Martin Grech has released new album 'Hush Mortal Coil' on his Patreon page. The record will also be available on streaming services in two weeks.
Haiku Hands have released new single 'Let It Burn (World's Gone Mad)'.
Bloodywood have released new single 'Yaad'. The title is Hindi for 'remember' or 'in memory', and the song is "about the power of accepting the loss of a loved one and moving on", explains guitarist Karan Katiyar. "I lost my dog ten years ago and I still feel the loss to this day".
Tennin has released new single 'Guys In Tears' through Kitsune.
Minais B has released new single 'Weaver'. His new album, 'Quiet Bloom', is out on 24 Apr.
Check out our weekly Spotify playlist of new music featured in the CMU Daily - updated every Friday.

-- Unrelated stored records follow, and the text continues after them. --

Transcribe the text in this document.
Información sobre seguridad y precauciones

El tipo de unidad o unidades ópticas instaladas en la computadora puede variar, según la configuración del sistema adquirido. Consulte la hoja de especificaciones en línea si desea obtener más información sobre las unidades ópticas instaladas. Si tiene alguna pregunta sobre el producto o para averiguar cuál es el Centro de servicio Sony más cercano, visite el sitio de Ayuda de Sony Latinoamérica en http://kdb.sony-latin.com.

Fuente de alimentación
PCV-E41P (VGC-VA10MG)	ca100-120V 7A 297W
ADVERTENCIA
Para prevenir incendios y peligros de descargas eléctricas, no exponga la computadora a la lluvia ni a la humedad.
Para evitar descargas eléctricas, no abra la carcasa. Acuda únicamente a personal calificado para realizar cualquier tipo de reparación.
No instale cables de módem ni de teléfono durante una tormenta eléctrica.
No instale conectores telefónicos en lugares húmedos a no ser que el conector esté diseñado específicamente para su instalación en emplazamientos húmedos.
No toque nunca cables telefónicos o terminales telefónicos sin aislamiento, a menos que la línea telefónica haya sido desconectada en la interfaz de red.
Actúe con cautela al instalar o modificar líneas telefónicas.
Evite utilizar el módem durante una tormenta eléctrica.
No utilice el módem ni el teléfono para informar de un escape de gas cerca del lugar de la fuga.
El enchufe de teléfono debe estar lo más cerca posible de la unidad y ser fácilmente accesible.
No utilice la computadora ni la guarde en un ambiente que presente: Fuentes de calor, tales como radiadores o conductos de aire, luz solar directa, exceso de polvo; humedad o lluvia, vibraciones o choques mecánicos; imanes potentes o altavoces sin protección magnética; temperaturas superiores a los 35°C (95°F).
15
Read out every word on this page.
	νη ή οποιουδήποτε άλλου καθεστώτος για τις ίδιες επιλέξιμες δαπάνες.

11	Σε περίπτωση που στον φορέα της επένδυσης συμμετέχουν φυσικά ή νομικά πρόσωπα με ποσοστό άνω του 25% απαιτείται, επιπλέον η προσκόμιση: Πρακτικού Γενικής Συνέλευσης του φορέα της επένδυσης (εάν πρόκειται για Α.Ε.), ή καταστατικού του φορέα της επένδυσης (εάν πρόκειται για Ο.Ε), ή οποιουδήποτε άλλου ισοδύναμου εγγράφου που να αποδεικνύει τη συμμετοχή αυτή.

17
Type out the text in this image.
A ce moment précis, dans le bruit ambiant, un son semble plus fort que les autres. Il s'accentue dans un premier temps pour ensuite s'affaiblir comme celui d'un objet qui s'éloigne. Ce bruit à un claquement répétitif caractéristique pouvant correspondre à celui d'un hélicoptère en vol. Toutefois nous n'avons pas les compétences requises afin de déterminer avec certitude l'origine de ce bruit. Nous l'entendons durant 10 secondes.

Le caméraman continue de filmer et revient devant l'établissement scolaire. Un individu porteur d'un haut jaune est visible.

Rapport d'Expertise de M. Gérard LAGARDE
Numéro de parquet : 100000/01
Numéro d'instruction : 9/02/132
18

Jon Bon Jovi and fans writing COVID-19 anthem thousands of verses long
Bono and Will.i.am have had a go and Lionel Richie is working on a new version of 'We Are The World'. Jon Bon Jovi, meanwhile, is working with fans on a song called 'Do What You Can'. The only issue is that that song now has over 6000 verses.
Earlier this month, Bon Jovi shared a video on YouTube with the first verse and the chorus of the song, asking fans to write their own stories to make up the second verse.
"Tell me what you're going through, tell me how you're feeling, tell me if you're hurting", he said. "Talk about that high school graduation that's going to be cancelled. Talk about that prom you just might not have. Talk about that baby coming and there's nothing you can do about that. Talk about the pay cheque that you're losing".
"Talk about being afraid", he went on, "looking out your window and wondering what to make of all this. Just remember, we're gonna get through it. So sing your song, you and me together, and remember, when you can't do what you do, you do what you can".
His own verse covered many of those topics and since then fans have added even more. Then last week he shared another video, performing a few of the 6000 submissions he'd received in the first two days. "Keep your thoughts coming through, everybody", he said at the end of the video. "And I'll be here to sing them for you".
Speaking to 'Good Morning America' yesterday, he added: "It's the nurses and the doctors and the EMT workers and the truck drivers. They're the ones that are writing this song for me. It's their lives that we're writing about and my heart goes out to each and every one of them, because this is that great time in America when we all come together as one. We're all in this together".
Further updates are planned for the song in the coming weeks. Whether he'll eventually consolidate it all down into a more traditional pop song format - or he's going for a song that will take the length of a significant lockdown to sing once - isn't entirely clear.
Elsewhere in Bon Jovi news, the band have released a new version of their song 'Unbroken' featuring the Invictus Game Choir. Recorded last month at Abbey Road, the song is being released in support of the Invictus Games Foundation. They're also set to release new album, 'Bon Jovi 2020' - from which the original version of 'Unbroken' is taken - on 15 May.